AIBU to think she should just leave me alone and concentrate on building a realtionship with exh and the dc?

OP posts:
raspberryroop · 14/03/2013 12:07

Tell your exh you don't want her to contact you - it up to him to manage HIS relations now you are split . Ignore and screen her calls.

VictorTango · 14/03/2013 12:25

I really want to do that.

But then I worry she will stop seeing the dc which will upset them.

OP posts:
SenoritaViva · 14/03/2013 12:43

You can do a number of things:

  1. write her a letter/email with essentially what you said in your last paragraph. Be direct but not rude.

  2. Put up with her but every time she starts a conversation that you don't want to hear you say 'Can I stop you there please, this conversation isn't appropriate for us to be having as I am not longer with exh'. If she doesn't listen say to her, 'I'm sorry but I've just explained I can't discuss this with you it makes me uncomfortable.' If she doesn't get it just say 'I can't listen to this sorry, goodbye'.

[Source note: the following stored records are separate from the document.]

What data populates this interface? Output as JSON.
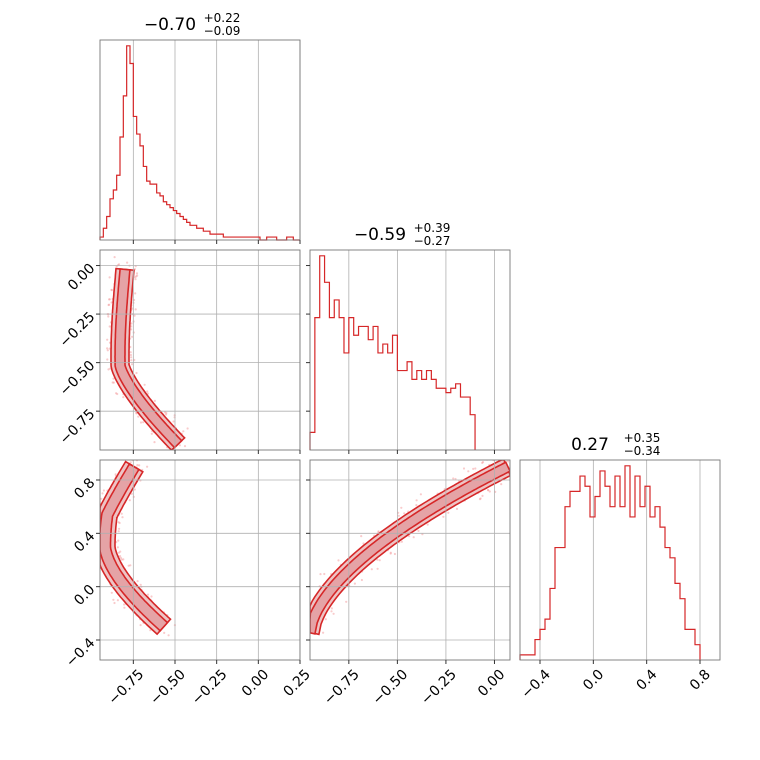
{
  "chart_data": {
    "type": "corner",
    "color": "#d62728",
    "grid": true,
    "diagonal": [
      {
        "title": {
          "median": "−0.70",
          "plus": "+0.22",
          "minus": "−0.09"
        },
        "xlim": [
          -0.95,
          0.25
        ],
        "bin_width": 0.02,
        "bin_start": -0.95,
        "counts": [
          1,
          4,
          8,
          14,
          17,
          22,
          35,
          49,
          66,
          60,
          42,
          36,
          32,
          25,
          20,
          19,
          19,
          16,
          15,
          13,
          12,
          11,
          10,
          9,
          8,
          7,
          6,
          5,
          5,
          4,
          4,
          3,
          3,
          2,
          2,
          2,
          2,
          1,
          1,
          1,
          1,
          1,
          1,
          1,
          1,
          1,
          1,
          1,
          0,
          0,
          1,
          1,
          1,
          0,
          0,
          0,
          1,
          1,
          0,
          0
        ]
      },
      {
        "title": {
          "median": "−0.59",
          "plus": "+0.39",
          "minus": "−0.27"
        },
        "xlim": [
          -0.95,
          0.08
        ],
        "bin_width": 0.025,
        "bin_start": -0.95,
        "counts": [
          4,
          30,
          44,
          38,
          30,
          34,
          30,
          22,
          30,
          26,
          28,
          28,
          25,
          28,
          22,
          24,
          22,
          26,
          18,
          18,
          20,
          16,
          18,
          16,
          18,
          16,
          14,
          14,
          13,
          14,
          15,
          12,
          12,
          8
        ]
      },
      {
        "title": {
          "median": "0.27",
          "plus": "+0.35",
          "minus": "−0.34"
        },
        "xlim": [
          -0.55,
          0.95
        ],
        "bin_width": 0.0375,
        "bin_start": -0.55,
        "counts": [
          1,
          1,
          1,
          4,
          6,
          8,
          14,
          22,
          22,
          30,
          33,
          33,
          36,
          34,
          28,
          32,
          37,
          34,
          30,
          36,
          30,
          38,
          28,
          36,
          30,
          34,
          28,
          30,
          26,
          22,
          20,
          15,
          12,
          6,
          6,
          3
        ]
      }
    ],
    "xticks": [
      [
        "−0.75",
        "−0.50",
        "−0.25",
        "0.00",
        "0.25"
      ],
      [
        "−0.75",
        "−0.50",
        "−0.25",
        "0.00"
      ],
      [
        "−0.4",
        "0.0",
        "0.4",
        "0.8"
      ]
    ],
    "xtick_values": [
      [
        -0.75,
        -0.5,
        -0.25,
        0.0,
        0.25
      ],
      [
        -0.75,
        -0.5,
        -0.25,
        0.0
      ],
      [
        -0.4,
        0.0,
        0.4,
        0.8
      ]
    ],
    "yticks": {
      "row1": {
        "labels": [
          "0.00",
          "−0.25",
          "−0.50",
          "−0.75"
        ],
        "values": [
          0.0,
          -0.25,
          -0.5,
          -0.75
        ],
        "ylim": [
          -0.95,
          0.08
        ]
      },
      "row2": {
        "labels": [
          "0.8",
          "0.4",
          "0.0",
          "−0.4"
        ],
        "values": [
          0.8,
          0.4,
          0.0,
          -0.4
        ],
        "ylim": [
          -0.55,
          0.95
        ]
      }
    }
  }
}
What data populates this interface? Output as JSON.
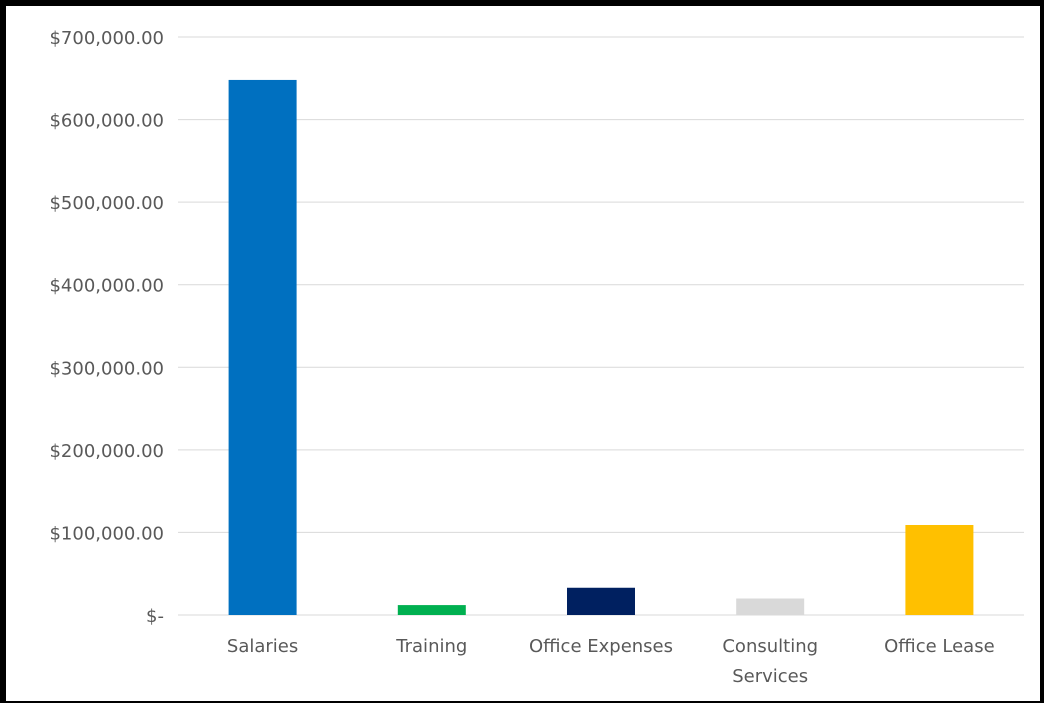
{
  "chart_data": {
    "type": "bar",
    "title": "",
    "xlabel": "",
    "ylabel": "",
    "categories": [
      [
        "Salaries"
      ],
      [
        "Training"
      ],
      [
        "Office Expenses"
      ],
      [
        "Consulting",
        "Services"
      ],
      [
        "Office Lease"
      ]
    ],
    "values": [
      648000,
      12000,
      33000,
      20000,
      109000
    ],
    "colors": [
      "#0070c0",
      "#00b050",
      "#002060",
      "#d9d9d9",
      "#ffc000"
    ],
    "ylim": [
      0,
      700000
    ],
    "yticks": [
      {
        "value": 0,
        "label": "$-"
      },
      {
        "value": 100000,
        "label": "$100,000.00"
      },
      {
        "value": 200000,
        "label": "$200,000.00"
      },
      {
        "value": 300000,
        "label": "$300,000.00"
      },
      {
        "value": 400000,
        "label": "$400,000.00"
      },
      {
        "value": 500000,
        "label": "$500,000.00"
      },
      {
        "value": 600000,
        "label": "$600,000.00"
      },
      {
        "value": 700000,
        "label": "$700,000.00"
      }
    ],
    "grid": true,
    "gridline_color": "#d9d9d9",
    "legend": "none"
  }
}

I think you have to get used to the idea you may upset the apple cart and you also have to realise that this is not your fault if it does happen.

Are you on good enough terms with exh to have spoken to him about it?

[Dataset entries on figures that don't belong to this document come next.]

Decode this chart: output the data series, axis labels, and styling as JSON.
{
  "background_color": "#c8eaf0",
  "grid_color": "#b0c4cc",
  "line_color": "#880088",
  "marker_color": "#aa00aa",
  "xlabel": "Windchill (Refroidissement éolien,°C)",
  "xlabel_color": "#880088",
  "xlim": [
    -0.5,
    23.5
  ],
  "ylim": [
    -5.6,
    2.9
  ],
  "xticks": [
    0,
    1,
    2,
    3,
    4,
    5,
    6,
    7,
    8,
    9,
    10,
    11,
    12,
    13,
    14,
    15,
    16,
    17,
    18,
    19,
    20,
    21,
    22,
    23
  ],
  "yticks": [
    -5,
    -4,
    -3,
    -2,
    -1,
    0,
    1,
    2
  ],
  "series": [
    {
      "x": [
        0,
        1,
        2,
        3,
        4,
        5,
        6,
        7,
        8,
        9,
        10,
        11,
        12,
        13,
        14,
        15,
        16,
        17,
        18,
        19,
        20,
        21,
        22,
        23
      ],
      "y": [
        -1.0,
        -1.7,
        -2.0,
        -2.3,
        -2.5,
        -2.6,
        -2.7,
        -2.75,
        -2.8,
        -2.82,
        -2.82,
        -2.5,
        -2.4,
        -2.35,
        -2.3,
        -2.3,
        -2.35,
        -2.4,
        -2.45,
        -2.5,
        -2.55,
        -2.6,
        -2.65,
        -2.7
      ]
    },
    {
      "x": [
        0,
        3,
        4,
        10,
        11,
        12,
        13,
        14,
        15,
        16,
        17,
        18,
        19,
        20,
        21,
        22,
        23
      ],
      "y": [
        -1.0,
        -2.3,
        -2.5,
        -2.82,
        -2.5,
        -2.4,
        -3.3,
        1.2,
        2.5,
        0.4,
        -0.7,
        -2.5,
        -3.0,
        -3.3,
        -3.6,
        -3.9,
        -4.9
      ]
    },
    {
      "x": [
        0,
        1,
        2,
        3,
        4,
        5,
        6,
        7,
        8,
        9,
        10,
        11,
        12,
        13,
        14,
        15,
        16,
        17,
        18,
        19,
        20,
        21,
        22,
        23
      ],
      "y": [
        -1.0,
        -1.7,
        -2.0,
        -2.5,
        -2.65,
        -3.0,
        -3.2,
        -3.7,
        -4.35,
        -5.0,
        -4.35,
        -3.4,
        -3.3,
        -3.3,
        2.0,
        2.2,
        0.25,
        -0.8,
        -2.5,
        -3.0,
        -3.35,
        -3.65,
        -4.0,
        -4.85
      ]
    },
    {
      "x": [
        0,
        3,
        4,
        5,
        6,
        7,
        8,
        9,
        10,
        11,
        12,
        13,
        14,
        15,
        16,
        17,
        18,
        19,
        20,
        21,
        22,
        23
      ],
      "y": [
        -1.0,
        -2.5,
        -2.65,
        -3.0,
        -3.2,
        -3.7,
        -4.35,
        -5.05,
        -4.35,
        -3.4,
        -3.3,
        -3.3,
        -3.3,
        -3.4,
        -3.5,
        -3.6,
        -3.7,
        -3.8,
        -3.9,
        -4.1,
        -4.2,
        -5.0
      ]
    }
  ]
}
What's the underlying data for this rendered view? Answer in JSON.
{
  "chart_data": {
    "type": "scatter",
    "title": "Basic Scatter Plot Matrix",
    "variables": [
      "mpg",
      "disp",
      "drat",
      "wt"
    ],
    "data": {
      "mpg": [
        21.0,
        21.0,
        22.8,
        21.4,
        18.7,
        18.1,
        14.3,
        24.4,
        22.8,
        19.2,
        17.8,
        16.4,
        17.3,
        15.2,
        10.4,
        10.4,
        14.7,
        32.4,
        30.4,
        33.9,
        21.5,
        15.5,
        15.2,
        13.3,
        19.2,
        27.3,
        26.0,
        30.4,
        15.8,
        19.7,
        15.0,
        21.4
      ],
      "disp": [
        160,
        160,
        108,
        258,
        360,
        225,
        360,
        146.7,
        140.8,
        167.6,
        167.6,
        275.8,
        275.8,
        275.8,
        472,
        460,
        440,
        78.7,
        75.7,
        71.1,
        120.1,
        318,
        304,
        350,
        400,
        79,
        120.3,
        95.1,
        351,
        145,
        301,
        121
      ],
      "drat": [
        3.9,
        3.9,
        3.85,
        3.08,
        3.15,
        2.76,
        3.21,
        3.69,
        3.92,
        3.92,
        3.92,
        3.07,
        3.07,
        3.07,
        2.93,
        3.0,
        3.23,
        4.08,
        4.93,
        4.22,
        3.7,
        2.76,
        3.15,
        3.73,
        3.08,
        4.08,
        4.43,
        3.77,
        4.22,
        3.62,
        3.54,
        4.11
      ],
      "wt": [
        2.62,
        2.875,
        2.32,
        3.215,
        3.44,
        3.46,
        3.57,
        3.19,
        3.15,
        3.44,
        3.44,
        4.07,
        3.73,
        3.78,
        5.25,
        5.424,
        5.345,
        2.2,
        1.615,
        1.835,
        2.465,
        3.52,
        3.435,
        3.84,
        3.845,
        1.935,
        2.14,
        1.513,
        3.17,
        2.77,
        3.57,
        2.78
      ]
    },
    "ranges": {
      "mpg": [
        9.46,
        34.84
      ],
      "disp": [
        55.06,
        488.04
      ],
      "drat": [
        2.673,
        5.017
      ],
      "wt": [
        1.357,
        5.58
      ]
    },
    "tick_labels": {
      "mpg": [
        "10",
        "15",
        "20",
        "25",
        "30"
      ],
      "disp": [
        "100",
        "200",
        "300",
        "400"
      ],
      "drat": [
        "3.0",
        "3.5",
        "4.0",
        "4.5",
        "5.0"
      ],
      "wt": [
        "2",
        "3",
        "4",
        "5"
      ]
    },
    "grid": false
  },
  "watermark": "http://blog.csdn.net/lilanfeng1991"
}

VictorTango · 14/03/2013 12:48

I have spoken to exh about it.

It infuriates him as well as he doesn't see why she needs to involve me either. He would rather deal with his dad directly without her interfering.

But he doesn't know what to say to his dad without upsetting him or coming across as rude.

OP posts:
SenoritaViva · 14/03/2013 12:50

Perhaps then you need to speak to his dad? Nicely, but say it is rather awkward. I presume if his dad is a bit peeved at you then it matters less?

Lovely that you and your ex are on the same page and speaking (even if for a bad reason!)